Consumers slash spending

The majority of households in Greece have cut down considerably on spending on clothes and household items, but also on food and electricity, with this trend actually increasing about seven months after the start of the war in Ukraine, compared to the spring.

Consumers do not expect any de-escalation of the hostilities and neither do they see any de-escalation in prices, especially for natural gas and food, which seems to frighten them ahead of the coming winter. Any purchases made are based on price, with quality taking second place, even when buying food.

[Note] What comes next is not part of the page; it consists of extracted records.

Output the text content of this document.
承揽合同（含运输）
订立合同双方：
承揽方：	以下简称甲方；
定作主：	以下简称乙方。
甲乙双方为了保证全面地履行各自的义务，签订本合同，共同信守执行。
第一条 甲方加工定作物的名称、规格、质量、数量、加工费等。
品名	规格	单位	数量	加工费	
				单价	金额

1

According to the latest survey conducted by the Institute of Retail Consumer Goods (IELKA) on a sample of 1,000 consumers, 67% (compared to 61% in the April 2022 survey) have reduced purchases of food and supermarket items in general.

Even the purchases that consumers do make are of lower value, with 84% of respondents saying they are opting for bargains and discounts (up from 79% in the April survey) and 75% go for cheaper products, which is reflected in the increase by about 10% of private-label products. The survey was conducted between August 29 and September 2.

The biggest spending cuts are observed in clothing and household items, as 83% say they have postponed shopping for personal items, clothing or home goods (up from 75% in the April survey). This trend comes at the same time the market was expecting more activity due to the sales period as well.

Some 63% of respondents state they recently reduced their electricity consumption and 44% avoid shopping to save money in case of an emergency. This trend, which was last recorded during the pandemic , is also being observed today, only much stronger.

While at the end of 2019 and during the first year of the pandemic, consumers chose food based on quality and then based on hygiene and safety, now the main criterion by a great distance from the rest is the price. Specifically, 62% of respondents choose food based on price, while the corresponding percentage last April was 52%.